How do I troubleshoot network performance issues between Amazon EC2 Windows instances in a VPC and an on-premises host over an internet gateway?
Last updated: 2019-10-07
I'm experiencing network performance issues between my Amazon Elastic Compute Cloud (Amazon EC2) Windows instances and my on-premises host over an internet gateway. How can I troubleshoot these packet loss or latency issues?
Note: Before you begin troubleshooting, identify the source and destination IP addresses. If the destination is a URL, use the nslookup command to determine the IP address. Be aware that some URLs use dynamic IP addresses, so the IP address might change. Run the command multiple times to see if the IP address is constant.
Check for ECN capability
1. Run the following command to determine if Explicit Congestion Notification (ECN) capability is enabled.
netsh interface tcp show global
2. If ECN capability is enabled, run the following command to disable it.
- netsh interface tcp set global ecncapability=disabled
3. If you don't see an improvement in performance, you can re-enable ECN capability using the following command.
netsh interface tcp set global ecncapability=enabled
Review hops and troubleshoot TCP port connectivity
First, use MTR or tracert to review hops:
1. Download and install WinMTR.
2. Enter the destination IP in the Host section, and then choose Start.

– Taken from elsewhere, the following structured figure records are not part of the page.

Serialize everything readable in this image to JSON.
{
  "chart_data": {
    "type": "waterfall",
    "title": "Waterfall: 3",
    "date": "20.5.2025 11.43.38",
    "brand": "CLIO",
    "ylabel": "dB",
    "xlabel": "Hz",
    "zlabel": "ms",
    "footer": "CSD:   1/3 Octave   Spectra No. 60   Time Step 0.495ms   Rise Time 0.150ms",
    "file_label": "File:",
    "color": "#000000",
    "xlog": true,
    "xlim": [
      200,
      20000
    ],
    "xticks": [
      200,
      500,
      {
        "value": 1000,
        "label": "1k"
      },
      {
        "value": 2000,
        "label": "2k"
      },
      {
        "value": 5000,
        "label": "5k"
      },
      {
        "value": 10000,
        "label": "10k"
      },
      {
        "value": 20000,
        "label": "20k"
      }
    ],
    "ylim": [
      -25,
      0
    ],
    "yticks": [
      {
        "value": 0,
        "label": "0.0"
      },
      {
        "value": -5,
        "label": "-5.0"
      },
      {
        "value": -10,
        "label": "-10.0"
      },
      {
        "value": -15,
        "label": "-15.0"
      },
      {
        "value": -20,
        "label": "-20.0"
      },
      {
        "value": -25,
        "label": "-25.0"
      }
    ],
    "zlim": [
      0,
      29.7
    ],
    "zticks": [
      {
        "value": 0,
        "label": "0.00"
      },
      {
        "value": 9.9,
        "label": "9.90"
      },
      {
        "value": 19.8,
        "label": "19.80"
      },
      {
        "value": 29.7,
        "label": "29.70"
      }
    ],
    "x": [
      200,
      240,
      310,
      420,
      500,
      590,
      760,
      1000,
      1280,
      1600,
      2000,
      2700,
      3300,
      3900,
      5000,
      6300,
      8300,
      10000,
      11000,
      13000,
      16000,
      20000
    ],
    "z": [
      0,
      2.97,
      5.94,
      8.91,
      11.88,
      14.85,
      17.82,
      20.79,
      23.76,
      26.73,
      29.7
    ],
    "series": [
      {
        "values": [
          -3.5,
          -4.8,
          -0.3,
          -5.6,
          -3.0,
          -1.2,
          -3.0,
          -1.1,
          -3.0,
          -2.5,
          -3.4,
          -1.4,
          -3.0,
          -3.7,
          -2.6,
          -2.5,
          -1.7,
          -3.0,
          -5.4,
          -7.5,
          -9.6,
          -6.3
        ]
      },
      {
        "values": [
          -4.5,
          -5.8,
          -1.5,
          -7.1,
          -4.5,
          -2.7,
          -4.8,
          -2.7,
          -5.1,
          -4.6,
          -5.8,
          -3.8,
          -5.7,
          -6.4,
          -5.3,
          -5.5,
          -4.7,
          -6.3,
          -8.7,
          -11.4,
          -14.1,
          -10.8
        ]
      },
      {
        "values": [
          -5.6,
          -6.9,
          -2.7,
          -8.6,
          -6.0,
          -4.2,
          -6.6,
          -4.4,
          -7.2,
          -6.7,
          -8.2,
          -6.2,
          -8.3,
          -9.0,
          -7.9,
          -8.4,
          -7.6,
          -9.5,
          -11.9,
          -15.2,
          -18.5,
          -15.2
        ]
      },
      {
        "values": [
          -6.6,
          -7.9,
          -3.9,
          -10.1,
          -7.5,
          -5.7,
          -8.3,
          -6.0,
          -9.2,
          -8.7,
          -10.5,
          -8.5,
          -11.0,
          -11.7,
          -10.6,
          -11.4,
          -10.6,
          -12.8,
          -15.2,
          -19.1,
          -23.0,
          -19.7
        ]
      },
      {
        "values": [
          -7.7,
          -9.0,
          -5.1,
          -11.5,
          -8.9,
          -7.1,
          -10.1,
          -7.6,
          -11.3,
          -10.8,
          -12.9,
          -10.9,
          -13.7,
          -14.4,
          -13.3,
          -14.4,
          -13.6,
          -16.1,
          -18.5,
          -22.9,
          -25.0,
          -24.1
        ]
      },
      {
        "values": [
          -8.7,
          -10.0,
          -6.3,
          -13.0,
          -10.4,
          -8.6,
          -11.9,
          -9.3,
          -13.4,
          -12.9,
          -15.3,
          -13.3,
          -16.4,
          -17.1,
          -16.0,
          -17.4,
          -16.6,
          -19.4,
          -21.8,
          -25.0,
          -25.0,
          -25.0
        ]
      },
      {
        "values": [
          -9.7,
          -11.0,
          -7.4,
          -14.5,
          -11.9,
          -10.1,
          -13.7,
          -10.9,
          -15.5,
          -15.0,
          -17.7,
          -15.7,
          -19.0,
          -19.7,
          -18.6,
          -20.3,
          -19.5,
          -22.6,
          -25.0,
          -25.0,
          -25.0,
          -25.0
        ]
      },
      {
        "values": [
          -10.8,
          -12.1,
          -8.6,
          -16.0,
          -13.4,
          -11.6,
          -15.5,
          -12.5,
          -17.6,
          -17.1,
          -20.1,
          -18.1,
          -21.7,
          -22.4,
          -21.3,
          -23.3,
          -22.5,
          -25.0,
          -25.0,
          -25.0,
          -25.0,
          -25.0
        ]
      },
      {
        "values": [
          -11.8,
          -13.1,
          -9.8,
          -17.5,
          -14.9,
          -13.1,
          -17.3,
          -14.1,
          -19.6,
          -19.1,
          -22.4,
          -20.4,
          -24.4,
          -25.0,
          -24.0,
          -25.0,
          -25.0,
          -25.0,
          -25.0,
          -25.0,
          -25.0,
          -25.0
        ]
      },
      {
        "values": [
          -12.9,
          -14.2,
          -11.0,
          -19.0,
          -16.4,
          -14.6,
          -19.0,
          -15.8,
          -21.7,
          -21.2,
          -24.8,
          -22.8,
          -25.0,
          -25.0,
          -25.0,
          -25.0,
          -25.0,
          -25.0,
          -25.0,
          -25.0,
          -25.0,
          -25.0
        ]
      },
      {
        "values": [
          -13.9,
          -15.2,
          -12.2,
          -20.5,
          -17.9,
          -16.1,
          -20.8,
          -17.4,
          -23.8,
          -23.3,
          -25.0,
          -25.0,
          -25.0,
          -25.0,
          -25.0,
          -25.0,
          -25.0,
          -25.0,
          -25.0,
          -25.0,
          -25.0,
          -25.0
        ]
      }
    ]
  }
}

3. Let the test run for a minute, and then choose Stop.
4. Choose Copy text to clipboard and paste the output in a text file.
5. Look for any losses in the % column that are propagated to the destination.
Note: Ignore any hops with the No response from host message. This message indicates that those particular hops aren't responding to the ICMP probes.
6. Review hops on the MTR reports using a bottom-up approach. For example, check for loss on the last hop or destination, and then review the preceding hops.
If you don't want to install MTR, you can use the tracert command utility tool.
1. Perform a tracert to the destination URL or IP address.
2. Look for any hop that shows an abrupt spike in round-trip time (RTT). An abrupt spike in RTT might indicate that there's a node under high load, which in turn induces latency or packet drops in your traffic.
Then, check TCP port connectivity:
Note: Because WinMTR and tracert are both ICMP-based, you can use tracetcp to troubleshoot TCP port connectivity.
2. Extract the Tracetcp ZIP file.
3. Copy tracetcp.exe to your C drive.
4. Install WinPcap.
5. Open the command prompt and root WinPcap to your C drive using the C:\Users\username>cd \ command.
6. Run tracetcp using the following commands: tracetcp.exe hostname:port or tracetcp.exe ip:port.
Check the Windows Task Manager
If you have access to the source instance or destination instance, check the Windows Task Manager. Look for issues with CPU and memory utilization, or load average.
Take a packet capture
Note: It's a best practice to first start the packet capture and then initiate the traffic. This approach helps you capture all packets for the flow.
1. Install Wireshark and take a packet capture.
2. Use the following filter to isolate the traffic between particular sources in the packet capture: (ip.addr eq source_IP) && (tcp.flags.syn == 1). The output shows all the tcp streams initiated by that source IP.
3. Select the row with the relevant source IP and destination IP.
4. Choose the context (right-click) menu, and then choose Follow, TCP Stream. This results in a TCP flow between the source IP and destination IP that you want to investigate.
5. Look for retransmissions, duplicate packets, or TCP window size notifications like TCP window full or Window size zero. These notifications might indicate that the TCP buffers are running out of space.